Les présidents des municipalités ont présenté leurs propositions pour la révision des “trade fees” jeudi après-midi. Ces chiffres, préparés par les Financial Controllers de chaque ville, seront une fois de plus étudiés avant que l’Association of Urban Authorities ne dévoile sa position sur la question. Son président, Rashid Daureeawoo, assure qu’aucune hausse de plus de 50% ne sera pratiquée. Les opérateurs réclament néanmoins une rencontre avec les cinq municipalités.
La rencontre des cinq présidents des municipalités lors de la réunion de l’association des mairies a été très fructueuse. Réunissant les représentants des villes du pays, ce mini-sommet a pris note des propositions de ces dernières concernant les “trade fees”. Prenant en considération la situation économique de chaque ville, principalement en matière de déficit budgétaire, l’AUA tentera de trouver une formule « bénéfique » pour chaque ville. Toutefois, Rashid Daureeawoo, également maire de Beau-Bassin–Rose-Hill, tient à préciser que l’harmonisation des tarifs résultera de l’étude comparative et de la révision des tarifs.
« Il n’y aura pas de cas par cas. Nous reconnaissons que chaque ville a ses spécificités, mais cette formule ne pourrait être appliquée », affirme notre interlocuteur. Mais de préciser dans le même souffle qu’il est fort probable que les augmentations autour des “trade fees” ne dépassent pas la barre des 50% (rappelons que les tarifs imposés aux opérateurs en début d’année enregistraient une hausse de 25 à 150%).

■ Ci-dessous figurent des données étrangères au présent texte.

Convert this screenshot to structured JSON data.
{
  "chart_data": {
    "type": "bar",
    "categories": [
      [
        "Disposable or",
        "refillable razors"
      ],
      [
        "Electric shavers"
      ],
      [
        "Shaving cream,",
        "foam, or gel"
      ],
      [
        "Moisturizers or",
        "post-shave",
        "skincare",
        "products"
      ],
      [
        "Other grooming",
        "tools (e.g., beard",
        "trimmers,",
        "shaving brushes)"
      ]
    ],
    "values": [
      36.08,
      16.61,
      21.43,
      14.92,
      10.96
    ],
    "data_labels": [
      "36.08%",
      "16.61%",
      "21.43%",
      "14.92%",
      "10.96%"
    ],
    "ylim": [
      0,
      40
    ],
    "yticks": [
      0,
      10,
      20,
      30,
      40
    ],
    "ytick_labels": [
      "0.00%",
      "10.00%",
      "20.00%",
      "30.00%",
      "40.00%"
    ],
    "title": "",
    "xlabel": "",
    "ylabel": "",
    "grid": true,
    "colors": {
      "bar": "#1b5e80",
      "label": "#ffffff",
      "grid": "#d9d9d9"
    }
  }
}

Les opérateurs économiques et les commerçants, principalement ceux regroupés au sein du Front Commun des Commerçants de l’Ile Maurice (FCCIM), souhaitent pour leur part une rencontre avec les responsables des autorités urbaines. Déplorant la lenteur quant à une prise de décision, Raj Appadu, son président, déclare que « la révision des “trade fees” n’est pas la priorité » de l’AUA. « Ils ne sont pas pressés de revoir leurs chiffres vu que la majorité des commerçants ont déjà effectué le paiement pour une année », dit-il. Le commerçant estime que la révision des “trade fees” devrait se faire en prenant en considération le coût de la vie. Concernant la position de l’Association des District Councils (ADC) à ce sujet, notre interlocuteur déplore l’absence de communication et de consultations. « Les boutiquiers qui opèrent dans les villages rencontrent énormément de problèmes », dit-il, déplorant le manque d’égards des Conseils de District. Le FCCIM, la Mauritius Shop Owners Association ainsi que d’autres associations regroupant des opérateurs économiques ne comptent pas baisser les bras. Ils n’écartent pas la possibilité d’entamer des poursuites et de réclamer une Judicial Review.